Background T cell senescence is one of the key components of immunosenescence, closely associated with the occurrence and development of various age-related diseases and tumors. However, there is a lack of research exploring the molecular mechanisms of T cell senescence based on transcriptomics.

Objective To establish a T cell senescence model and perform transcriptome sequencing, then use bioinformatics methods to analyze potential molecular mechanisms and identify key genes during T cell senescence.

Methods T cells were isolated from human peripheral blood mononuclear cells, after a brief period of in vitro culture for expansion, the cells were randomly divided into senescent T cell group, cultured in a medium containing 20mg/mL D-galactose, and normal control group, cultured in a medium without D-galactose. After 48 hours of culture, changes in telomerase activity, telomere length, senescence-associated secretory phenotype, and β-galactosidase activity were assessed in T cells before and after cell senescence. mRNA transcriptome sequencing of the cell models was performed, and bioinformatics methods were used to analyze significantly differentially expressed genes (DEGs). Enrichment analysis and the construction of protein-protein interaction (PPI) networks were conducted on the DEGs to analyze the functional status of DEGs during T cell senescence and to screen for key genes.
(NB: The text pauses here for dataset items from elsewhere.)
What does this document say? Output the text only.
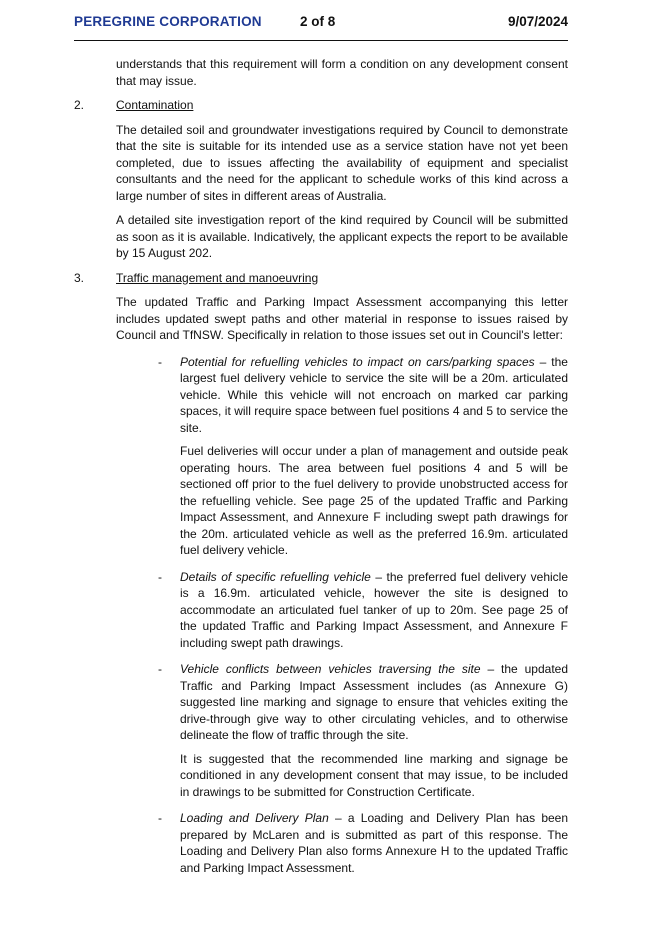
PEREGRINE CORPORATION	2 of 8	9/07/2024

understands that this requirement will form a condition on any development consent that may issue.

2.	Contamination

The detailed soil and groundwater investigations required by Council to demonstrate that the site is suitable for its intended use as a service station have not yet been completed, due to issues affecting the availability of equipment and specialist consultants and the need for the applicant to schedule works of this kind across a large number of sites in different areas of Australia.

A detailed site investigation report of the kind required by Council will be submitted as soon as it is available. Indicatively, the applicant expects the report to be available by 15 August 202.

3.	Traffic management and manoeuvring

The updated Traffic and Parking Impact Assessment accompanying this letter includes updated swept paths and other material in response to issues raised by Council and TfNSW. Specifically in relation to those issues set out in Council's letter:

- Potential for refuelling vehicles to impact on cars/parking spaces – the largest fuel delivery vehicle to service the site will be a 20m. articulated vehicle. While this vehicle will not encroach on marked car parking spaces, it will require space between fuel positions 4 and 5 to service the site.

Fuel deliveries will occur under a plan of management and outside peak operating hours. The area between fuel positions 4 and 5 will be sectioned off prior to the fuel delivery to provide unobstructed access for the refuelling vehicle. See page 25 of the updated Traffic and Parking Impact Assessment, and Annexure F including swept path drawings for the 20m. articulated vehicle as well as the preferred 16.9m. articulated fuel delivery vehicle.

- Details of specific refuelling vehicle – the preferred fuel delivery vehicle is a 16.9m. articulated vehicle, however the site is designed to accommodate an articulated fuel tanker of up to 20m. See page 25 of the updated Traffic and Parking Impact Assessment, and Annexure F including swept path drawings.

- Vehicle conflicts between vehicles traversing the site – the updated Traffic and Parking Impact Assessment includes (as Annexure G) suggested line marking and signage to ensure that vehicles exiting the drive-through give way to other circulating vehicles, and to otherwise delineate the flow of traffic through the site.

It is suggested that the recommended line marking and signage be conditioned in any development consent that may issue, to be included in drawings to be submitted for Construction Certificate.

- Loading and Delivery Plan – a Loading and Delivery Plan has been prepared by McLaren and is submitted as part of this response. The Loading and Delivery Plan also forms Annexure H to the updated Traffic and Parking Impact Assessment.
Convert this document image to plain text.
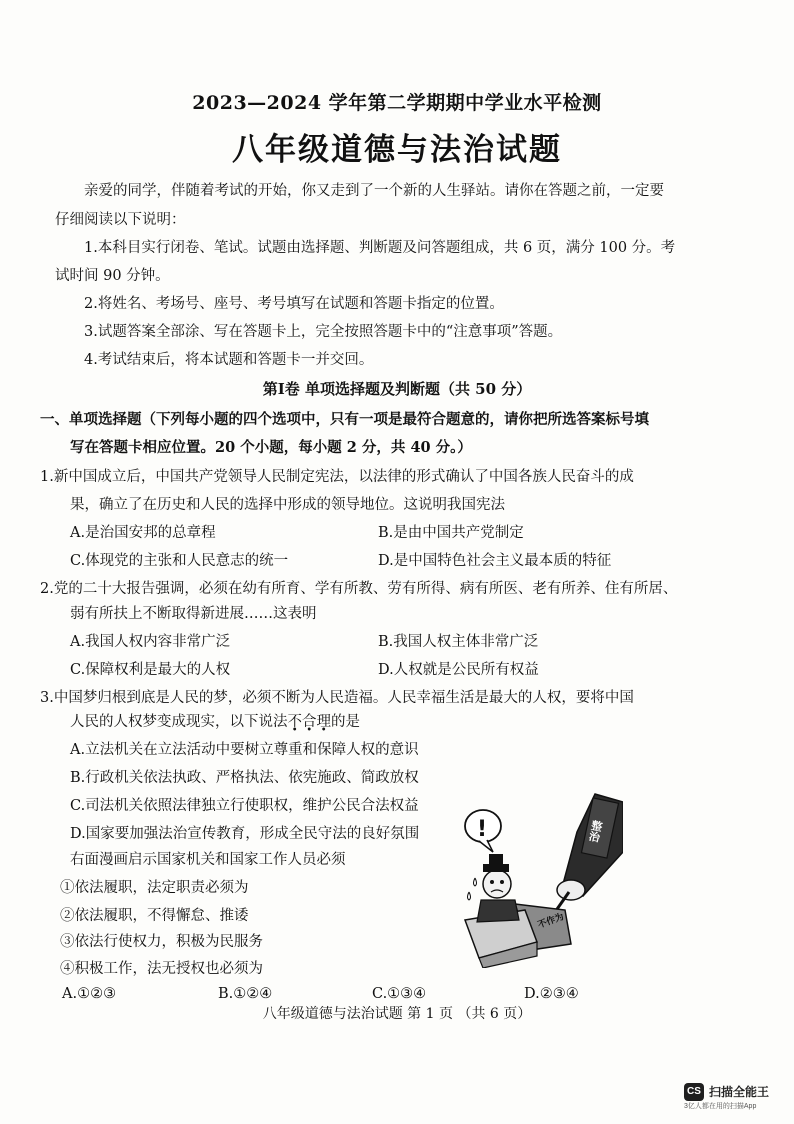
2023—2024 学年第二学期期中学业水平检测
八年级道德与法治试题
亲爱的同学，伴随着考试的开始，你又走到了一个新的人生驿站。请你在答题之前，一定要
仔细阅读以下说明：
1.本科目实行闭卷、笔试。试题由选择题、判断题及问答题组成，共 6 页，满分 100 分。考
试时间 90 分钟。
2.将姓名、考场号、座号、考号填写在试题和答题卡指定的位置。
3.试题答案全部涂、写在答题卡上，完全按照答题卡中的“注意事项”答题。
4.考试结束后，将本试题和答题卡一并交回。
第Ⅰ卷 单项选择题及判断题（共 50 分）
一、单项选择题（下列每小题的四个选项中，只有一项是最符合题意的，请你把所选答案标号填
写在答题卡相应位置。20 个小题，每小题 2 分，共 40 分。）
1.新中国成立后，中国共产党领导人民制定宪法，以法律的形式确认了中国各族人民奋斗的成
果，确立了在历史和人民的选择中形成的领导地位。这说明我国宪法
A.是治国安邦的总章程	B.是由中国共产党制定
C.体现党的主张和人民意志的统一	D.是中国特色社会主义最本质的特征
2.党的二十大报告强调，必须在幼有所育、学有所教、劳有所得、病有所医、老有所养、住有所居、
弱有所扶上不断取得新进展……这表明
A.我国人权内容非常广泛	B.我国人权主体非常广泛
C.保障权利是最大的人权	D.人权就是公民所有权益
3.中国梦归根到底是人民的梦，必须不断为人民造福。人民幸福生活是最大的人权，要将中国
人民的人权梦变成现实，以下说法不合理的是
A.立法机关在立法活动中要树立尊重和保障人权的意识
B.行政机关依法执政、严格执法、依宪施政、简政放权
C.司法机关依照法律独立行使职权，维护公民合法权益
D.国家要加强法治宣传教育，形成全民守法的良好氛围
右面漫画启示国家机关和国家工作人员必须
①依法履职，法定职责必须为
②依法履职，不得懈怠、推诿
③依法行使权力，积极为民服务
④积极工作，法无授权也必须为
A.①②③	B.①②④	C.①③④	D.②③④
整治
不作为
!
八年级道德与法治试题 第 1 页 （共 6 页）
CS 扫描全能王
3亿人都在用的扫描App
Results After 48 hours of D-galactose treatment, T cells showed impaired telomere function, increased expression of p21 gene and protein, increased secretion of cytokines, enhanced β-galactosidase activity, and increased intracellular lipid synthesis. Enrichment analysis revealed that senescent T cells showed enhanced activity in cytokine-cytokine receptor interaction, p53, PI3K/Akt/mTOR, NF-kappaB signaling pathways. PPI network analysis suggested that ISGs and RPs gene families might play a crucial role in T cell senescence.

Conclusion Senescent T cells exhibit telomere dysfunction, lipid metabolism disorder, enhanced pro-inflammatory capacity, and increased activity of cell senescence-related signaling pathways. Moreover, the ISGs and RPs gene families may play significant roles in the process of T cell senescence.